Tandis que cette scène se passait au Louvre, une autre du même genre avait lieu à l’hôtel de Guise. Un grand gentilhomme à poil roux examinait devant une glace une raie rougeâtre qui lui traversait désagréablement le visage ; il peignait et parfumait sa moustache, et tout en la parfumant, il étendait sur cette malheureuse raie, qui, malgré tous les cosmétiques en usage à cette époque s’obstinait à reparaître, il étendait, dis-je, une triple couche de blanc et de rouge ; mais comme l’application était insuffisante, une idée lui vint : un ardent soleil, un soleil d’août dardait ses rayons dans la cour ; il descendit dans cette cour, mit son chapeau à la main, et, le nez en l’air et les yeux fermés, il se promena pendant dix minutes, s’exposant volontairement à cette flamme dévorante qui tombait par torrents du ciel.
Au bout de dix minutes, grâce à un coup de soleil de premier ordre, le gentilhomme était arrivé à avoir un visage si éclatant que c’était la raie rouge qui maintenant n’était plus en harmonie avec le reste et qui par comparaison paraissait jaune. Notre gentilhomme ne parut pas moins fort satisfait de cet arc-en-ciel, qu’il rassortit de son mieux avec le reste du visage, grâce à une couche de vermillon qu’il étendit dessus ; après quoi il endossa un magnifique habit qu’un tailleur avait mis dans sa chambre avant qu’il eût demandé le tailleur. Ainsi paré, musqué, armé de pied en cap, il descendit une seconde fois dans la cour et se mit à caresser un grand cheval noir dont la beauté eût été sans égale sans une petite coupure qu’à l’instar de celle de son maître lui avait faite dans une des dernières batailles civiles un sabre de reître.
Néanmoins, enchanté de son cheval comme il l’était de lui-même, ce gentilhomme, que nos lecteurs ont sans doute reconnu sans peine, fut en selle un quart d’heure avant tout le monde, et fit retentir la cour de l’hôtel de Guise des hennissements de son coursier, auxquels répondaient, à mesure qu’il s’en rendait maître, des mordi prononcés sur tous les tons. Au bout d’un instant le cheval, complètement dompté, reconnaissait par sa souplesse et son obéissance la légitime domination de son cavalier ; mais la victoire n’avait pas été remportée sans bruit, et ce bruit (c’était peut-être là-dessus que comptait notre gentilhomme), et ce bruit avait attiré aux vitres une dame que notre dompteur de chevaux salua profondément et qui lui sourit de la façon la plus agréable.

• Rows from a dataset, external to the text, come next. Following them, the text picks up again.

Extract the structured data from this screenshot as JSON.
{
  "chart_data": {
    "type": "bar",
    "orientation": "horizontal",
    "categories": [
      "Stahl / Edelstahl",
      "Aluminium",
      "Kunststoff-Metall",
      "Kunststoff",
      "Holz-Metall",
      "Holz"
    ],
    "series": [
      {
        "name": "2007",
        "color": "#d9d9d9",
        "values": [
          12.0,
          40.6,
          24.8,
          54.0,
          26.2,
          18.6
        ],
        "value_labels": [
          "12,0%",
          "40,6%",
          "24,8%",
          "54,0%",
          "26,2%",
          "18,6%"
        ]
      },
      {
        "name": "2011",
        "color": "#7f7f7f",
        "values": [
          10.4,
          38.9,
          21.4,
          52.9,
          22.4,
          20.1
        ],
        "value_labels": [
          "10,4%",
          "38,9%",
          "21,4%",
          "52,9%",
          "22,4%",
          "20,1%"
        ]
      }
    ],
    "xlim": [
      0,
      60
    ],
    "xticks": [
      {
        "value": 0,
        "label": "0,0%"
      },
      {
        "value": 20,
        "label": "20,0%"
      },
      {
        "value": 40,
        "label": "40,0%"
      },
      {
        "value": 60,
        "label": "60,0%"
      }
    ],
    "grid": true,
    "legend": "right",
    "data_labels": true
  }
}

Cinq minutes après, madame de Nevers faisait appeler son intendant.
– Monsieur, demanda-t-elle, a-t-on fait convenablement déjeuner M. le comte Annibal de Coconnas ?
– Oui, madame, répondit l’intendant. Il a même ce matin mangé de meilleur appétit encore que d’habitude.
– Bien, monsieur ! dit la duchesse. Puis se retournant vers son premier gentilhomme : – Monsieur d’Arguzon, dit-elle, partons pour le Louvre et tenez l’œil, je vous prie, sur M. le comte Annibal de Coconnas, car il est blessé, par conséquent encore faible, et je ne voudrais pas pour tout au monde qu’il lui arrivât malheur. Cela ferait rire les huguenots, qui lui gardent rancune depuis cette bienheureuse soirée de la Saint-Barthélemy.
Et madame de Nevers, montant à cheval à son tour, partit toute rayonnante pour le Louvre, où était le rendez-vous général.
Il était deux heures de l’après-midi, lorsqu’une file de cavaliers ruisselants d’or, de joyaux et d’habits splendides apparut dans la rue Saint-Denis, débouchant à l’angle du cimetière des Innocents, et se déroulant au soleil entre les deux rangées de maisons sombres comme un immense reptile aux chatoyants anneaux.